In her editorial on Wednesday, November 24, Eugénie Bastié, journalist at Le Figaro, looks back on the situation in Guadeloupe and Martinique, against a background of health and social crisis.
Hospitals blocked by filter barriers of anti-tax caregivers, wounded police officers, stolen weapons of war, live ammunition on the police: yes the situation is very serious, and seems to have completely escaped the government, since the minister of ‘Overseas Sébastien Lecornu, at the head of the Association to support the re-election of Emmanuel Macron announced only yesterday and without giving a precise date, that he would go there.
If the state seems outdated, is it responsible for this chaotic situation? Is it really the arrogant attitude of the metropolis which is the cause of these riots, which would resemble those of the yellow vests as we sometimes hear? On the contrary, it seems that the government has been more lenient for the overseas territories since the expiry of the obligation to vaccinate caregivers, scheduled for mid-September in the metropolis, had been postponed there.
The caregivers have even obtained an exemption: that of being able to be vaccinated with vaccines without messenger RNA, however less effective, and unvaccinated firefighters the right to a free PCR test every 72 hours. While these territories often complain of having differentiated treatment from that of the metropolis, this is what they are demanding in terms of vaccines, with success.
Everyone has in mind the precedent of the great strikes of 2009 which had for object the high cost of living in Guadeloupe, and some project the revolt of the yellow vests in the Antilles. Admittedly, Guadeloupe combines economic misery and health deprivation. Certainly the precedent of chlordecone, a pesticide used for years on the island with very serious health consequences, casts paranoid suspicion of what comes from the metropolis.
But is it only that which explains the extraordinary distrust of the inhabitants of the Antilles towards the vaccine? the adult vaccination rate is nearly 90% in the metropolis against only 46% in Guadeloupe, 40% in Martinique and 28% in Guyana.

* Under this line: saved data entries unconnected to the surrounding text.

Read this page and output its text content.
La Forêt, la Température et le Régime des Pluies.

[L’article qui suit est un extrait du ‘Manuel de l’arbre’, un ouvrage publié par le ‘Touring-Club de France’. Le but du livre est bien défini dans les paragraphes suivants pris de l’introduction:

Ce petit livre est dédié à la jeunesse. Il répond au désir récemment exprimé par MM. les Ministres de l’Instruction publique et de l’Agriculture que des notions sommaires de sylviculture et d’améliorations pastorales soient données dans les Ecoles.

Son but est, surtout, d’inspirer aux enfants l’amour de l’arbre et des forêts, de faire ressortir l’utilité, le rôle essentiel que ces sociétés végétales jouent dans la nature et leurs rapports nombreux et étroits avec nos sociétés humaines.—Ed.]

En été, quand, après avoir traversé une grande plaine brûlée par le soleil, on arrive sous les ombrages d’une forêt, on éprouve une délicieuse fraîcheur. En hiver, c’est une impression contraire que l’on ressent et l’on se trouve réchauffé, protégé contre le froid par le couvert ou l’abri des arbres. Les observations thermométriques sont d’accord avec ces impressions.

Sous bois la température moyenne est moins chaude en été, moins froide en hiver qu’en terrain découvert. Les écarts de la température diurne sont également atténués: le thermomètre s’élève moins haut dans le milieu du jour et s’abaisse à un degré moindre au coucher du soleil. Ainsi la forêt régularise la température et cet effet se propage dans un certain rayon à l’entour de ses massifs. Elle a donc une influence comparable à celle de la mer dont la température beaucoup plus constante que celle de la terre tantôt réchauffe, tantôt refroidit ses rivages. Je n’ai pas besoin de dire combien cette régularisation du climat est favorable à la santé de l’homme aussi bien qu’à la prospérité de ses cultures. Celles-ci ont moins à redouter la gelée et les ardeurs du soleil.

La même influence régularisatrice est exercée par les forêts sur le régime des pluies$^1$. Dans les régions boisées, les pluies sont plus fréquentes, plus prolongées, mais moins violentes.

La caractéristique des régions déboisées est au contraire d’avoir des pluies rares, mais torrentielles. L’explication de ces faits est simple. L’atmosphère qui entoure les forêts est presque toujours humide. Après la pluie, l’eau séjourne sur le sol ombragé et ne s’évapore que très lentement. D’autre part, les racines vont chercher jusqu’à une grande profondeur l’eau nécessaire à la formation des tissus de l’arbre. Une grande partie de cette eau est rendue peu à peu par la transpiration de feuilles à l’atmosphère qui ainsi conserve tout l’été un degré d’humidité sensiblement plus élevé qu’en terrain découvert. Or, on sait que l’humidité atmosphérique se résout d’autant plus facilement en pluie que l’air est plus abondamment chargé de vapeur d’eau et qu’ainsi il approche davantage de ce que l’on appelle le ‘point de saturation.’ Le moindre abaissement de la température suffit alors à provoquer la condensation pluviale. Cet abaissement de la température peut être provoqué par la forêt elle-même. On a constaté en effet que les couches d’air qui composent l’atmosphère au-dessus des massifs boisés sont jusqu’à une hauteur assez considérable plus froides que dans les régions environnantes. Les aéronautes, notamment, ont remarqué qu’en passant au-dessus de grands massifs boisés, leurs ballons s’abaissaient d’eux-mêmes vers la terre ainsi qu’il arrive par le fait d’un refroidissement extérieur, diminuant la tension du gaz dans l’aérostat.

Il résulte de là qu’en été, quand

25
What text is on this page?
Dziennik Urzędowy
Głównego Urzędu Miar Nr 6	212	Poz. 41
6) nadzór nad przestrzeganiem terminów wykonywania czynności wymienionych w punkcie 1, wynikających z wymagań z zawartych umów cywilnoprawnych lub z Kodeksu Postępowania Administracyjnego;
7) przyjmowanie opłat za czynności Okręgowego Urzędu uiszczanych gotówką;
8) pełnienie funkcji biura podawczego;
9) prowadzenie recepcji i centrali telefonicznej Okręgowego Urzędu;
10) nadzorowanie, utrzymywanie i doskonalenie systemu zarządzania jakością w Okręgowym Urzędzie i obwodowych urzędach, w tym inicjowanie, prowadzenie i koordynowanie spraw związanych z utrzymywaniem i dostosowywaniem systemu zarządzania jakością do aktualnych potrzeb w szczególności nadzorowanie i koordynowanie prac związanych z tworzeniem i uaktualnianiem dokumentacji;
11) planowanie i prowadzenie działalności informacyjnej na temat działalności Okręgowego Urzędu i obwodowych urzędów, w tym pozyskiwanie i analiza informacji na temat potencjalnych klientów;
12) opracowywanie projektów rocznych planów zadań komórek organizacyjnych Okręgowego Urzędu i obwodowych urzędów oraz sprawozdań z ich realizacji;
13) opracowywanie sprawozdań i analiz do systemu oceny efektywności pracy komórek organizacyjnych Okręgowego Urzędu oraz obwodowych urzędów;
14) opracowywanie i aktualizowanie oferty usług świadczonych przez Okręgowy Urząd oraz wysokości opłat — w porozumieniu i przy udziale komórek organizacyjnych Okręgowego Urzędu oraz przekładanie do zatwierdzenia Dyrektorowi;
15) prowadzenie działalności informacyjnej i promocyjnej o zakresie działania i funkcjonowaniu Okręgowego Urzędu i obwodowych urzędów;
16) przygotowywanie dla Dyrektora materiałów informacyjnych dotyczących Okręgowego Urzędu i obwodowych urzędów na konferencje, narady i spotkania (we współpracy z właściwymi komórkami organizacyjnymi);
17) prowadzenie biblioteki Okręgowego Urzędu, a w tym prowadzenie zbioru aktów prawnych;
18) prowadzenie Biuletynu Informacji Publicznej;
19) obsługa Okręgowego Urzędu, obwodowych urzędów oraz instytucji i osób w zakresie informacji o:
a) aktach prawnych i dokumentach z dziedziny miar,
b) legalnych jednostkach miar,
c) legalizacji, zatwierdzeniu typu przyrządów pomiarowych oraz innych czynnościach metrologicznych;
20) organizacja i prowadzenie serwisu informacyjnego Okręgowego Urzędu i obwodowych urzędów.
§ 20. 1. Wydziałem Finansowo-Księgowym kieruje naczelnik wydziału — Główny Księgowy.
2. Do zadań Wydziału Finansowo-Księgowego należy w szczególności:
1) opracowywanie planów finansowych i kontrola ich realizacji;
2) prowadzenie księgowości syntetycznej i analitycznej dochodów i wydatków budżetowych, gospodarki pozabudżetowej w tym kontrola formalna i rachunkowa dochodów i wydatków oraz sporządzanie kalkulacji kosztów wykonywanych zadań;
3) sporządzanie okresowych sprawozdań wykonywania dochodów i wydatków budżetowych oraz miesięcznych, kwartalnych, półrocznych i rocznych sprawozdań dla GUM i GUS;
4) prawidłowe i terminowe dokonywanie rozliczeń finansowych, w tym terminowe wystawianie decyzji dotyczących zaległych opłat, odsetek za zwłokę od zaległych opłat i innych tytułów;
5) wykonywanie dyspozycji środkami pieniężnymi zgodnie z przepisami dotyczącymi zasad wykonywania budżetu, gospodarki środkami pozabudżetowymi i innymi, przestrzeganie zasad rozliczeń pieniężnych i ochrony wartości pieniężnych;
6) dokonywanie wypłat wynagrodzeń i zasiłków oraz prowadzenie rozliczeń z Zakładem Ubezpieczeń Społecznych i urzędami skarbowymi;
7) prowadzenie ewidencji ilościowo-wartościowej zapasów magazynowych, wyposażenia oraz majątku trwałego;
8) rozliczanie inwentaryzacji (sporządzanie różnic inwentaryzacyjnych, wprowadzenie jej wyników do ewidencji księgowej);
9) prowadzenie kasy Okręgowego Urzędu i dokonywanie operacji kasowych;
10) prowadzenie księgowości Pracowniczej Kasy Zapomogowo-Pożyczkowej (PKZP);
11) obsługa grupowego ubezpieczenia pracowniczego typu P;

The example of Christiane Taubira, who refused to encourage Guyanese to be vaccinated, which shows how local officials are held by the opinions of their administrators. There is a postcolonial and identity dimension in this revolt, for which the vaccine is only a pretext.
«It seems that with us, not to be vaccinated is also a fact of patriotism, analyzed for example the director general of the CHU in the Figaro. We affirm our Guadeloupe by refusing the vaccine“. The former Socialist Minister of Overseas, Victorin Lurel, declared on Franceinfo to see among the demonstrators “an anti-colonialist, anti-France, anti-authority, anti-system struggle and no one dares to say it“. That is not here “vertical chairWhich is at stake, as Valérie Pécresse said during the LR debate, but the authority of the State. Faced with the radicalized and violent young minority which agitates Guadeloupe, the response simply economic (like the 600 million spilled in 2009), security or health will not suffice.